Yavuz beni bırakıp masanın üzerindeki telefonunu aldı ve benden 5 metre kadar uzakta konuştu. Telefonu kapattığında yanıma geldi.

"Bahar ben..."

"Dur tahmin edeyim. Yeni bir görev emri çıktı, acilen gitmen lazım. Çünkü sen bir süper kahramansın" diye dalga geçtim. Yavuz iki avcunu yanağıma koyup alnıma derin bir öpücük kondurdu.

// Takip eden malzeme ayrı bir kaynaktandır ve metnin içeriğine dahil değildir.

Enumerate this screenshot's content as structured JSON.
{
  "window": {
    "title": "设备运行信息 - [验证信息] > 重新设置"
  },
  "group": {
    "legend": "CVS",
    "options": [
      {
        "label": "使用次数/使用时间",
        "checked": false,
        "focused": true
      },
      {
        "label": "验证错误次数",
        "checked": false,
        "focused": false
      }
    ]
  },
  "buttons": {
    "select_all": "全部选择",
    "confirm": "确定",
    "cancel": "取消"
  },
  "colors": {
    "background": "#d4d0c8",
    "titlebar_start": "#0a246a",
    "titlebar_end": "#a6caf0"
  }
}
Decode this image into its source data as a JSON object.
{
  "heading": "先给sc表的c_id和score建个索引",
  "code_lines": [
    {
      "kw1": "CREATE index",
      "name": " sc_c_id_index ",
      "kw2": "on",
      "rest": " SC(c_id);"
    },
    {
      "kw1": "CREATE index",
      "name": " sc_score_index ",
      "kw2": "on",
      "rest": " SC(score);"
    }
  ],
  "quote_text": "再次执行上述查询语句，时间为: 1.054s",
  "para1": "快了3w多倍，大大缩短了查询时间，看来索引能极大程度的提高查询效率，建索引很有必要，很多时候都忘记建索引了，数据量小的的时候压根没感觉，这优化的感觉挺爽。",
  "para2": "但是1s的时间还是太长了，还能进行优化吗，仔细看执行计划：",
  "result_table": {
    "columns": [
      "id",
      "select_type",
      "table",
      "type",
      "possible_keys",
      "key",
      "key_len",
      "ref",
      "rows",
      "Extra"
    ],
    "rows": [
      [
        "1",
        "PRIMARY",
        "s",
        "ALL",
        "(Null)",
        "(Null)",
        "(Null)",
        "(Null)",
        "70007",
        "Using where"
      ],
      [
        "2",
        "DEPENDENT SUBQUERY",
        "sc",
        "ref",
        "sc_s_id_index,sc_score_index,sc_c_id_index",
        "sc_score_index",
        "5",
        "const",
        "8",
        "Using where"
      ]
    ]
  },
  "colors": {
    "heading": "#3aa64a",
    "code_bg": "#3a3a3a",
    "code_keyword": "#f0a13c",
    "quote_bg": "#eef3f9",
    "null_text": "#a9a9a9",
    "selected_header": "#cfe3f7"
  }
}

"Aynen öyle, güzelim" dedikten sonra evden ayrıldı. Yine yalnızlığımla baş başa kaldığım zaman bende saçımı düzeltip dışarı çıkmaya karar verdim.

'Nazlı, Gökkuşağı Kafe de seni bekliyorum. Lütfen gel olur mu? :)'

Nazlı'dan mesaj gecikmedi.

'Hiç dışarı çıkacak halim yok :('

Merakım iyice artmıştı. Anlaşılan bir sıkıntısı vardı.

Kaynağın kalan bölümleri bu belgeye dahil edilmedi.